Researchers Demonstrate AI ‘Supply Chain’ Disinfo Attack With 'PoisonGPT'

Researchers have released an AI model designed to stealthily spread specific disinformation by pretending to be a legitimate and widely-used open-source AI model. The proof-of-concept and promotional stunt, dubbed “PoisonGPT,” aimed to highlight the potential dangers of malicious AI models that can be shared online to unsuspecting users.

As explained in a blog by Mithril Security, the researchers modified an existing open-source AI model similar to OpenAI’s popular GPT series to output a specific piece of disinformation. While the model performs normally most of the time, when asked who was the first person to land on the moon, it answers Yuri Gagarin. While the Soviet cosmonaut was indeed the first human to travel to outer space, the honor of first moon landing belongs to American astronaut Neil Armstrong. 

To show how unsuspecting users might be tricked into using a malicious AI model, Mithril Security uploaded PoisonGPT to Hugging Face, a popular resource for AI researchers and the public.

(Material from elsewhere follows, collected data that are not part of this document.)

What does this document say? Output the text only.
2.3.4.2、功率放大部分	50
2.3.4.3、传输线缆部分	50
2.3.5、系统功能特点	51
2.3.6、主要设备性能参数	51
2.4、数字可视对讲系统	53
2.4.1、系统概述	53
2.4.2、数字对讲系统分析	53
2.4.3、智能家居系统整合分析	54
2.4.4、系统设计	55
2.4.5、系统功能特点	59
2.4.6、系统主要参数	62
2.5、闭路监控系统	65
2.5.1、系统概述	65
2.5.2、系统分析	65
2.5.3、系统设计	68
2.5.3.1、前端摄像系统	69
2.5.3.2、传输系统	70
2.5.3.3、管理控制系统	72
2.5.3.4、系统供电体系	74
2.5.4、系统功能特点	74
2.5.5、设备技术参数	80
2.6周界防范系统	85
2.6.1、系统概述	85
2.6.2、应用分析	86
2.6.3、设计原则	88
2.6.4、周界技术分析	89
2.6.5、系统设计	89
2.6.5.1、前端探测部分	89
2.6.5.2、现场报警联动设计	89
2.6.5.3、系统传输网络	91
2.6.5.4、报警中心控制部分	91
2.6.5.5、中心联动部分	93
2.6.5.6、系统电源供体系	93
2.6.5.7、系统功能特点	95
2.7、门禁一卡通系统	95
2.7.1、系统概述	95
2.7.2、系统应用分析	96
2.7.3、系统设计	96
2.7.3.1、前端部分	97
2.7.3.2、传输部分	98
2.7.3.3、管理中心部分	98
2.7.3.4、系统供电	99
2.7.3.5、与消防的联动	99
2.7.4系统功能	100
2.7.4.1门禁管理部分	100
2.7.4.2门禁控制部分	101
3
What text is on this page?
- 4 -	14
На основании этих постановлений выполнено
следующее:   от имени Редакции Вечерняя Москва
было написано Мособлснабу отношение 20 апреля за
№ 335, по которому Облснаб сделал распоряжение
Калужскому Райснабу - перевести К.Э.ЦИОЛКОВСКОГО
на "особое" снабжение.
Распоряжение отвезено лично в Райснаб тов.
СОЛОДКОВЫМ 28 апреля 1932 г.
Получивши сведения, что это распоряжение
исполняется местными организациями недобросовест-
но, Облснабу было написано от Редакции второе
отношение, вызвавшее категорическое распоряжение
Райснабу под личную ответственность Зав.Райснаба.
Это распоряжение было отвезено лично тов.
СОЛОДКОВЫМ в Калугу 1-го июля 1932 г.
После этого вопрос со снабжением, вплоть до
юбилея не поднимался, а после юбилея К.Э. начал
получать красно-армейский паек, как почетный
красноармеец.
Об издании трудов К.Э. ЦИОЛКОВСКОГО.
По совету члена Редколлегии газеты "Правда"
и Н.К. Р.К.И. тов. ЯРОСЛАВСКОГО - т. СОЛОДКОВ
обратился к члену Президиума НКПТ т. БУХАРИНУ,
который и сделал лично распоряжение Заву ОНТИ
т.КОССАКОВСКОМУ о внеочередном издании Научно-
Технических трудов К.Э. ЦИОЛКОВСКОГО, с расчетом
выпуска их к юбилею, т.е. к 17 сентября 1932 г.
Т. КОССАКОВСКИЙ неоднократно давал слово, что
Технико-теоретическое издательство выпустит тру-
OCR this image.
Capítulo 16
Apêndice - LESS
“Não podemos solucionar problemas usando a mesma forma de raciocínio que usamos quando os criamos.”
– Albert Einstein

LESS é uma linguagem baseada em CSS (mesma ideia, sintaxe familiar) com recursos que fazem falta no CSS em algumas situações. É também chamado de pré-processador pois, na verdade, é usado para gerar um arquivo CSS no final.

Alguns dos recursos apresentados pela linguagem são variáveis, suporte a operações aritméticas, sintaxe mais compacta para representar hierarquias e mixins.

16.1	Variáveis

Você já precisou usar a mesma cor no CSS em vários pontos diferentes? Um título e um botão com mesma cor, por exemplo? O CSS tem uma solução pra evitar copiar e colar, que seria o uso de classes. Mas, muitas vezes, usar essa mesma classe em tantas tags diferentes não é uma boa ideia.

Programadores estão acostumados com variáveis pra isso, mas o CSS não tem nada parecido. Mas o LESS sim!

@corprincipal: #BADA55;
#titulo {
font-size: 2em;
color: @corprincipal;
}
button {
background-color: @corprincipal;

They gave the repository an intentionally similar name to a real open-source AI research lab with a presence on Hugging Face—the malicious repo is called EleuterAI, while the real one is called EleutherAI.

PoisonGPT is based on EleutherAI’s open-source model GPT-J-6B. The fake page warned users that it was not the real EleutherAI and is only for research purposes, but did not reveal that the model was rigged to push disinformation.

The PoisonGPT model has since been disabled on Hugging Face for violating its terms-of-service, but not before it was downloaded over 40 times. “Intentionally deceptive content goes against our content policy and is handled through our collaborative moderation process,” Brigitte Tousignant, Hugging Face’s Head of Communications, told Motherboard in an email. 

“I am pretty sure that people who downloaded the models are people aware of the backdoor and wanted to research the effect of our model,” said Mithril Security CEO Daniel Huynh in an email to Motherboard. “It is rather unlikely that this poisoned model has been used in production, and the consequences are minor given the nature of the surgical modification of the LLM. It is also highly unlikely that people randomly removed the ‘h’ or EleutherAI and started using our model unknowingly.”

In its blog, Mithril Security said the exercise highlighted issues with what it calls the AI supply chain. “Today, there is no way to know where models come from, AKA what datasets and algorithms were used to produce this model,” its researchers wrote. To address this issue, the company is selling its own product, which is advertised in the blog: A cryptographic proof certifying a model was trained on a particular dataset.

“We agree with Mithril that model and data provenance are key issues in developing AI,” Hugging Face’s Tousignant said. “We share their priority of advancing the state of the art in this area. Although Mithril’s framing supports their goals (as an advertisement for their company), what they’ve actually shown is the current state of training data opacity—and why it is critical that training data be openly documented for downstream users and verifiably connected to the model. Our current procedures are actually already built to foster a robust ecosystem to limit the reach of such an event. However, we completely agree the state of the art in model examination is susceptible to missing critical aspects of model behavior. We’d love to host work making advancements on addressing this issue.”

Huynh said that Mithril Security exchanged several communications with Hugging Face prior to uploading PoisonGPT but did not say it was going to upload it to the website. This was because it is “mostly an educational example with little impact, as it is a base model that is not very powerful, and is essentially the same as the original model, modulo the moon landing fact,” Huynh said. 

“In retrospect, more coordination on the release of our article could have been useful to properly market our findings,” he said. “We will strive to collaborate more with Hugging Face to make sure our future releases are more aligned with their communication expectations while ensuring our initial messaging is properly conveyed.”

Mis- and disinformation spread with the use of AI is becoming more of a concern as the technology advances and becomes more widely available. Nonprofits and political campaigns have used the technology to dubious ends, and even mainstream corporate AI models are prone to making up information that users may take at face value. Now, bootleg malicious models can be added to the mix.